Before applying the section 21 exemption, a public authority must carefully consider if the applicant indeed has a right of access under the 1990 Act as it only applies in limited circumstances. Firstly, If the requestor is not a personal representative of the deceased (or, to be technically correct, a person having a claim arising out of the death of the deceased) then they cannot access the information under the 1990 Act. Secondly the records being requested, must be health records within the meaning of the Act. A recent Tribunal decision sheds more light on these points.
In Martyres v ICO and NHS Cambridgeshire, EA/2011/020, the requestor sought all information held by NHS Cambridgeshire (and its relevant community services provider), in respect of her deceased mother including information about the care received by her mother at a care home she was staying at prior to her death. The requestor argued that she was the next of kin, proposed executor and trustee of one of the wills and had a valid claim against her mother’s estate under the intestacy rules.
Before the Tribunal, the requestor argued that the Commissioner had erred in concluding that the disputed information was exempt under section 41, as no actionable Breach of Confidence would arise from the disclosure of the information.
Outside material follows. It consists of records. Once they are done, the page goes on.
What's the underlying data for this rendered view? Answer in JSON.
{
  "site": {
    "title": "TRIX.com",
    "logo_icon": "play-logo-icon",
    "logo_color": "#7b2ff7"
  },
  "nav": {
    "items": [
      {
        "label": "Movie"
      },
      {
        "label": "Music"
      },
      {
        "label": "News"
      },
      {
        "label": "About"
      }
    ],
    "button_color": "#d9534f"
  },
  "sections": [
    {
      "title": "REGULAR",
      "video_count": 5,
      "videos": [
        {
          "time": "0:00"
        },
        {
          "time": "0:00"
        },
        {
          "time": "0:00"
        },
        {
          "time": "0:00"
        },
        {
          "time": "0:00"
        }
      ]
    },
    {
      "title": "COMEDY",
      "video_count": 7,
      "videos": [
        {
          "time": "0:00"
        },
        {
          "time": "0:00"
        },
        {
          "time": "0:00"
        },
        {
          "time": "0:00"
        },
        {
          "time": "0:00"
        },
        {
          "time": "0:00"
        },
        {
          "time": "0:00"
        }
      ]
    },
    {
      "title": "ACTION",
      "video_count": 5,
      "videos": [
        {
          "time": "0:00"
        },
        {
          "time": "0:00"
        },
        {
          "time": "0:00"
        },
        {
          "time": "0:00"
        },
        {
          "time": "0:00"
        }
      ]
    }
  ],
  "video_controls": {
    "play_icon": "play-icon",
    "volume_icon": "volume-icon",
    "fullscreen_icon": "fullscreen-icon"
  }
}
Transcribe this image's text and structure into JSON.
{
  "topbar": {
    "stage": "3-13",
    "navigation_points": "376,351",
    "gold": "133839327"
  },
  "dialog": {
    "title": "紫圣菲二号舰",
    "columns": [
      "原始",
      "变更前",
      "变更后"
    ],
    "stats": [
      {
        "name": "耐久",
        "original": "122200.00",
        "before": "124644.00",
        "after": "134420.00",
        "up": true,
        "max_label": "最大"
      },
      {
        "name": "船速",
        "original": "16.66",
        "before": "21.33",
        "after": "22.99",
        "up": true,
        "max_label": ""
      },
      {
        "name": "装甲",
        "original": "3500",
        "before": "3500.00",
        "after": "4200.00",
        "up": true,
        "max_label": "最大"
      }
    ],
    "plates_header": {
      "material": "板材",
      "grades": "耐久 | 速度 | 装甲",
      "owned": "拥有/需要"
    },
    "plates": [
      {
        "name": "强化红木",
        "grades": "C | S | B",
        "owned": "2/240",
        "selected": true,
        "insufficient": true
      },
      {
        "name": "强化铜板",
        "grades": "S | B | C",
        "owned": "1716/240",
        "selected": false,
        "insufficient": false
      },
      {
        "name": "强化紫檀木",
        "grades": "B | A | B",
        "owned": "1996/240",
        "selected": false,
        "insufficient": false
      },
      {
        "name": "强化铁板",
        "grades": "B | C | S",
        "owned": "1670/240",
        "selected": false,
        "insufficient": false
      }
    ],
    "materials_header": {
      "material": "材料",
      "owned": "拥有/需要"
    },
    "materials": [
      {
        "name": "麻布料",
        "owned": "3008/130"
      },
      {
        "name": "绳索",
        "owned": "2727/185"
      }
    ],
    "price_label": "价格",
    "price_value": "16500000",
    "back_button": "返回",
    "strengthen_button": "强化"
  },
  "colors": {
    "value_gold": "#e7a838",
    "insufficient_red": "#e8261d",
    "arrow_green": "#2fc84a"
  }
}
The Tribunal gave short shrift to this argument and this is not surprising given previous cases discussed above. Strangely it concluded that the confidence was owed to the social workers! I would have thought that it was more owed to the deceased. After all, it was information about her care and the social workers were acting in a professional capacity.
The requestor also contended that the Commissioner should have found that the exemption under section 21 was engaged on the basis that “as next of kin and nearest relative” she would have been entitled to obtain the disputed information under the 1990 Act. The Tribunal disagreed. Whilst she was the nearest relative, she was not the personal representative and so had no rights under the 1990 Act. Furthermore the records being sought were not covered by the 1990 Act as they were not health records. Section 1 of the 1990 Act states that a “health record” is defined as a record which:
“consists of information relating to the physical or mental health of an individual who can be identified from that information, or from that and other information in the possession of the holder of the record; and has been made by or on behalf of a health professional in connection with the care of that individual” (my emphasis)
“Health professional” under the 1990 Act has the same meaning as in the Data Protection Act 1998 (DPA). The Tribunal found that social care professionals do not fall within the list of health professionals under Section 69 of the DPA.
The Trust confirmed that the information held had not been prepared by or on behalf of a healthcare professional. Therefore the Tribunal found that the requestor would not have been able to obtain the disputed information from the Trust under the 1990 Act and that the Commissioner was correct to conclude that the disputed information was not reasonably accessible by other means resulting in the fact that the section 21 exemptions would not be engaged.
This case shows the importance of local authorities and NHS organisations checking to see what is being requested (i.e. a health record or a social work record) and checking that the requestor has a right of access under the 1990 Act. If the answer to either question is in the negative then the request has to be considered in the light of section 41 (Breach of Confidence) i.e. the question has to be asked, would disclosure of the social work records lead to an actionable breach of confidence?